Andreas Rasch Christensen (born 2 June 1971) is a Danish education researcher and director of research and development in the division of Education and Social Sciences at VIA University College.

==Early life and education ==
Rasch-Christensen was born in Kolding and grew up in Haderslev. He earned his Cand.mag. in English and social studies at Aarhus University in 1998 and a PhD in 2009 from its Institute of Education, Danmarks Institut for Pædagogik og Uddannelse.

==Career==
From 1998 to 2007, he was lector of teacher education in Skive (now a part of VIA University College). In 2007, he became director of education, and in 2010, director of research and development for VIA's division of Education and Social Sciences.

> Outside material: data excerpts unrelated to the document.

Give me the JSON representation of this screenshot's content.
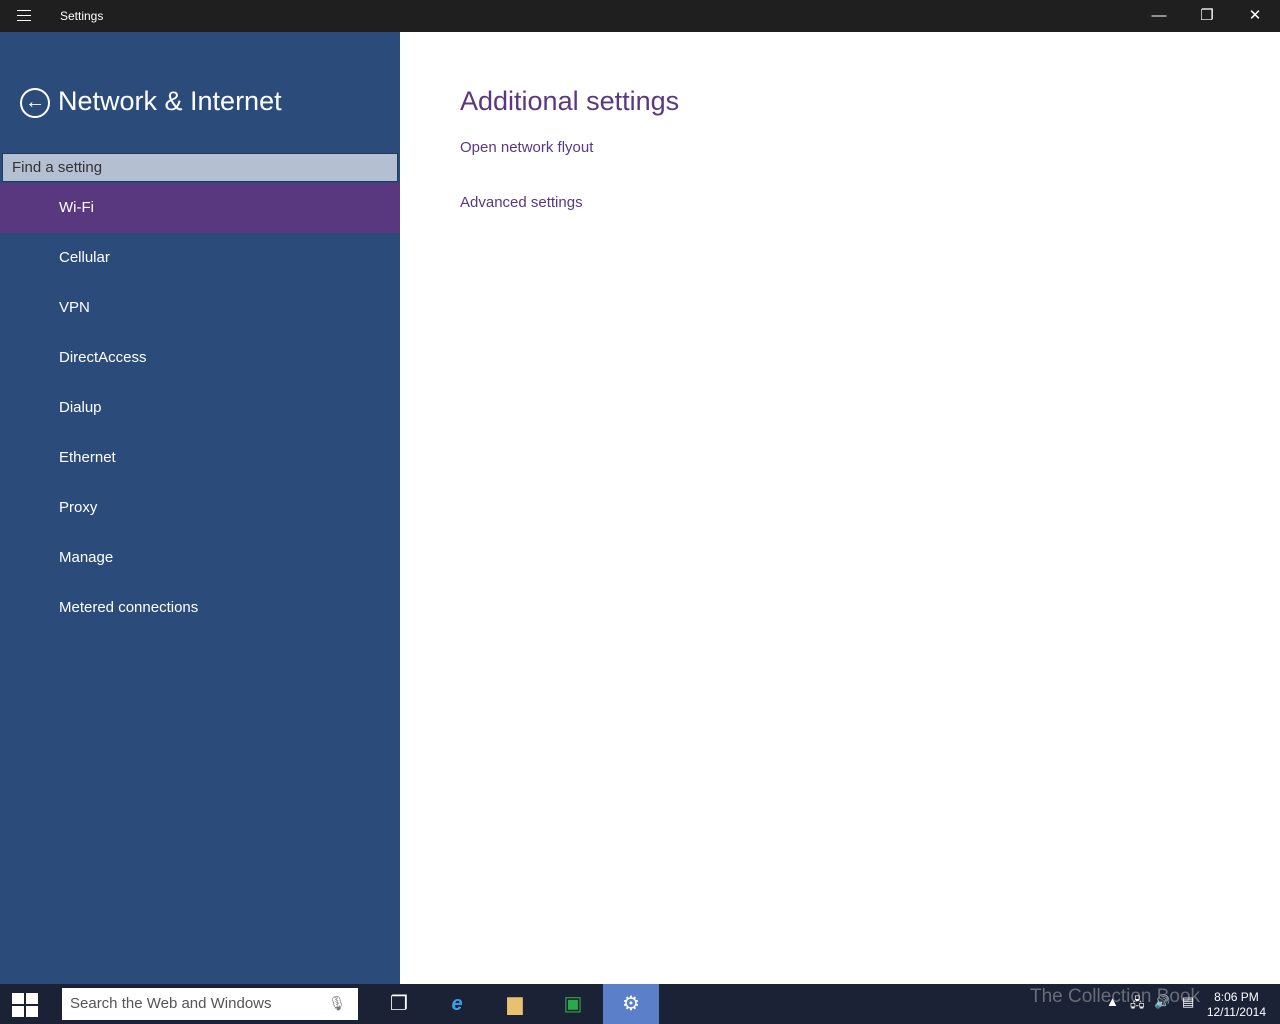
{
  "window": {
    "title": "Settings",
    "minimize": "—",
    "restore": "❐",
    "close": "✕"
  },
  "sidebar": {
    "section_title": "Network & Internet",
    "search_placeholder": "Find a setting",
    "items": [
      {
        "label": "Wi-Fi",
        "selected": true
      },
      {
        "label": "Cellular"
      },
      {
        "label": "VPN"
      },
      {
        "label": "DirectAccess"
      },
      {
        "label": "Dialup"
      },
      {
        "label": "Ethernet"
      },
      {
        "label": "Proxy"
      },
      {
        "label": "Manage"
      },
      {
        "label": "Metered connections"
      }
    ]
  },
  "main": {
    "title": "Additional settings",
    "links": [
      "Open network flyout",
      "Advanced settings"
    ]
  },
  "colors": {
    "sidebar": "#2b4c7a",
    "accent": "#5a3880",
    "titlebar": "#1f1f1f",
    "taskbar": "#1b2236"
  },
  "taskbar": {
    "search_placeholder": "Search the Web and Windows",
    "time": "8:06 PM",
    "date": "12/11/2014",
    "icons": [
      "task-view-icon",
      "internet-explorer-icon",
      "file-explorer-icon",
      "store-icon",
      "settings-icon"
    ]
  },
  "watermark": "The Collection Book"
}
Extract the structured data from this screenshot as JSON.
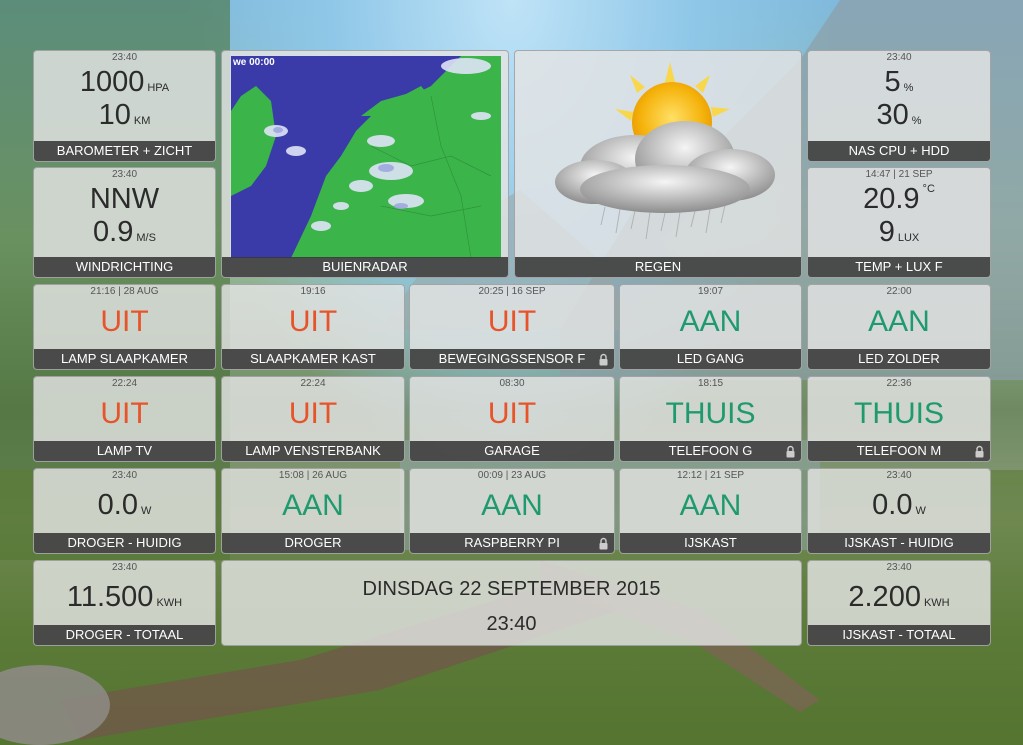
{
  "colors": {
    "off": "#e8542a",
    "on": "#1f9a6e",
    "bar": "#373737"
  },
  "tiles": {
    "barometer": {
      "time": "23:40",
      "value1": "1000",
      "unit1": "HPA",
      "value2": "10",
      "unit2": "KM",
      "label": "BAROMETER + ZICHT"
    },
    "radar": {
      "overlay": "we 00:00",
      "label": "BUIENRADAR"
    },
    "weather": {
      "icon": "partly-cloudy-rain-icon",
      "label": "REGEN"
    },
    "nas": {
      "time": "23:40",
      "value1": "5",
      "unit1": "%",
      "value2": "30",
      "unit2": "%",
      "label": "NAS CPU + HDD"
    },
    "wind": {
      "time": "23:40",
      "value1": "NNW",
      "value2": "0.9",
      "unit2": "M/S",
      "label": "WINDRICHTING"
    },
    "temp": {
      "time": "14:47 | 21 SEP",
      "value1": "20.9",
      "unit1": "°C",
      "value2": "9",
      "unit2": "LUX",
      "label": "TEMP + LUX F"
    },
    "lamp_slaapkamer": {
      "time": "21:16 | 28 AUG",
      "state": "UIT",
      "label": "LAMP SLAAPKAMER"
    },
    "slaapkamer_kast": {
      "time": "19:16",
      "state": "UIT",
      "label": "SLAAPKAMER KAST"
    },
    "bewegingssensor": {
      "time": "20:25 | 16 SEP",
      "state": "UIT",
      "label": "BEWEGINGSSENSOR F"
    },
    "led_gang": {
      "time": "19:07",
      "state": "AAN",
      "label": "LED GANG"
    },
    "led_zolder": {
      "time": "22:00",
      "state": "AAN",
      "label": "LED ZOLDER"
    },
    "lamp_tv": {
      "time": "22:24",
      "state": "UIT",
      "label": "LAMP TV"
    },
    "lamp_vensterbank": {
      "time": "22:24",
      "state": "UIT",
      "label": "LAMP VENSTERBANK"
    },
    "garage": {
      "time": "08:30",
      "state": "UIT",
      "label": "GARAGE"
    },
    "telefoon_g": {
      "time": "18:15",
      "state": "THUIS",
      "label": "TELEFOON G"
    },
    "telefoon_m": {
      "time": "22:36",
      "state": "THUIS",
      "label": "TELEFOON M"
    },
    "droger_huidig": {
      "time": "23:40",
      "value": "0.0",
      "unit": "W",
      "label": "DROGER - HUIDIG"
    },
    "droger": {
      "time": "15:08 | 26 AUG",
      "state": "AAN",
      "label": "DROGER"
    },
    "raspberry": {
      "time": "00:09 | 23 AUG",
      "state": "AAN",
      "label": "RASPBERRY PI"
    },
    "ijskast": {
      "time": "12:12 | 21 SEP",
      "state": "AAN",
      "label": "IJSKAST"
    },
    "ijskast_huidig": {
      "time": "23:40",
      "value": "0.0",
      "unit": "W",
      "label": "IJSKAST - HUIDIG"
    },
    "droger_totaal": {
      "time": "23:40",
      "value": "11.500",
      "unit": "KWH",
      "label": "DROGER - TOTAAL"
    },
    "clock": {
      "date": "DINSDAG 22 SEPTEMBER 2015",
      "time": "23:40"
    },
    "ijskast_totaal": {
      "time": "23:40",
      "value": "2.200",
      "unit": "KWH",
      "label": "IJSKAST - TOTAAL"
    }
  }
}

His research focuses on primary schools, and he frequently appears in media debates on primary education. He is an expert on inclusion of special-needs children. In the 1990s he was also active in investigating the unexpectedly poor showing of Danish children in the Programme for International Student Assessment. In his position as divisional director of research, he has spoken about teacher training as well as student learning.

Rasch-Christensen has participated in many consultative bodies under the Danish Ministry of Education, including the Rådet for Børns Læring.

==Personal life==
Rasch-Christensen blogged about football for TV 2 until 2015, when accusations of plagiarism were raised concerning a book he published about football, and some passages in blog entries.

He lives in Aarhus with his wife and their two children.